We still don’t know the winning bid for the nearly 30,000 Silk Road bitcoins auctioned by the US Marshals Service (USMS) on Monday. But we now know the winner. A day after the USMS revealed that a single bidder won all 10 auctions for the blocks of 3,000 bitcoins each, we’ve learned that Bay Area venture capitalist Tim Draper was the big spender.
The news was revealed in a Medium blog post by developing markets-focused bitcoin trading and storage startup Vaurum. Draper was an investor in the Palo Alto company’s May $4 million seed round, along with Battery Ventures and Steve Case, and will make the newly purchased digital currency available to the company to “provide bitcoin liquidity in emerging markets.”
Vaurum CEO Avish Bhama explains:
We’ve been brainstorming to come up with new ways to help grow global bitcoin adoption, and what we came up with is a way to leverage our exchanges and utilize the auctioned pool of bitcoins, as well as market making strategies, to help provide liquidity in these underserved markets.
Draper offered the following statement via the Vaurum blog:
Bitcoin frees people from trying to operate in a modern market economy with weak currencies. With the help of Vaurum and this newly purchased bitcoin, we expect to be able to create new services that can provide liquidity and confidence to markets that have been hamstrung by weak currencies.
Of course, no one is totally secure in holding their own country’s currency. We want to enable people to hold and trade bitcoin to secure themselves against weakening currencies.
Draper has long been vocal about his belief in bitcoin, and has invested in several companies in the ecosystem. But it’s his eldest son Adam, through his Boost.vc accelerator, who has been the family’s most visible bitcoin enthusiast. Boost announced its first bitcoin-focused class in May 2013 and has since invested in several dozen crypto-currency-related companies, including incubating Vaurum. Adam Draper has also been called to speak in front of Congress and the New York Department of Financial Services on behalf of the bitcoin community.
Tim Draper left his day to day operating role at Draper Fisher Jurvetson in November, moving on from the firm he founded three decades ago in a continuation of the Silicon Valley legacy started by his father. Draper continues to invest out of his personal investment vehicle, Draper Associates, and, when he’s not campaigning to break California into six separate states, is actively involved in his quirky entrepreneurial bootcamp, aptly named Draper University of Heroes,
The Coindesk Bitcoin Price Index currently sits at $649.39, up 2.14 percent on the day and holding relatively level since the close of Monday’s auction. At this value, Draper’s purchase is worth more than $19.2 million. Many unconfirmed rumors indicate that these coins were purchased at a premium to market prices, which at the time hovered around $600. Draper beat out other highly motivated bidders, including SecondMarket, Bitcoin Investment Trust, Coinbase, Circle, Pantera Capital, Bitcoin Shop, Rangeley Capital, and others.

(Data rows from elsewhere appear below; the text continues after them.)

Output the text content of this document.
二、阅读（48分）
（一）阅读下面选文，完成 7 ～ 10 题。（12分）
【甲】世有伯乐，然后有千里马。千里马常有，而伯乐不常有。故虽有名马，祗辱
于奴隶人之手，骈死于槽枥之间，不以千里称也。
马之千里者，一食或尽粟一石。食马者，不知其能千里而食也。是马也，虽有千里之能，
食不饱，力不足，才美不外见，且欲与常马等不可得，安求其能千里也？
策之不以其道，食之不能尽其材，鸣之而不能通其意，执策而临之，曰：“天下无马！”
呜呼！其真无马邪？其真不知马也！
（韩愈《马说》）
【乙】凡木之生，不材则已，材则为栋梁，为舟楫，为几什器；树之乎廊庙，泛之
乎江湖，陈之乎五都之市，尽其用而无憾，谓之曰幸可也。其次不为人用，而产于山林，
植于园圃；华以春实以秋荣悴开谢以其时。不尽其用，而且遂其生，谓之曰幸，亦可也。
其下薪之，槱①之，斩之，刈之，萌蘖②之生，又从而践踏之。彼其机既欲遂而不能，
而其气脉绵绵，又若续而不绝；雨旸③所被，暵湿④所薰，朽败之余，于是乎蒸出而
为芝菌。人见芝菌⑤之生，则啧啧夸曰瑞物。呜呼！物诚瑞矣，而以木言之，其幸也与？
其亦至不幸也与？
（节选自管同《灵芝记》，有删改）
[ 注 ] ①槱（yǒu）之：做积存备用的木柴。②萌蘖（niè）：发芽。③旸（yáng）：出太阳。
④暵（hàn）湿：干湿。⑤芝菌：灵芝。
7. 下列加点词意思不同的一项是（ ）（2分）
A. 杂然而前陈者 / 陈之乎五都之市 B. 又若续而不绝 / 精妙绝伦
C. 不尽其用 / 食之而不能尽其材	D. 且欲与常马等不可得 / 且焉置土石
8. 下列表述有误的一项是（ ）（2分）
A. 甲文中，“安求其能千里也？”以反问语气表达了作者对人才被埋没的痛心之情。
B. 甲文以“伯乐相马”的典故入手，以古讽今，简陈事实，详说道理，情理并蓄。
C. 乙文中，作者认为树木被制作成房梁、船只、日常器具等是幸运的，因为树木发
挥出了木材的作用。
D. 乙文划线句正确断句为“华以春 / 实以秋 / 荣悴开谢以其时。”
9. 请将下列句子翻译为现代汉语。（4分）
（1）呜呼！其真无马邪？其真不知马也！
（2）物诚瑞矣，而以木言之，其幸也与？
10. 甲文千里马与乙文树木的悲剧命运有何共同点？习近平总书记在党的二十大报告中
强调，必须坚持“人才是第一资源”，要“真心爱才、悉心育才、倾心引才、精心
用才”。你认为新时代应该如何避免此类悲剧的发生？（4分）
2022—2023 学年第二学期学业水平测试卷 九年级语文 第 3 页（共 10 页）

We may never know the exact price paid for the USMS auction but we can now write off many of the conspiracy theories stemming from the earlier lack of transparency. The Silk Road bitcoins are not owned by a shadowy figure intent on tanking the bitcoin market, nor did they go to an entity related to Mt. Gox, accused Silk Road creator Ross Ulbreicht, or the US Government.
The winner was Tim Draper, a man who continues to keep Silicon Valley on its toes and who, despite all his many quirks, may just have the last laugh if bitcoin goes on another widely anticipated price run.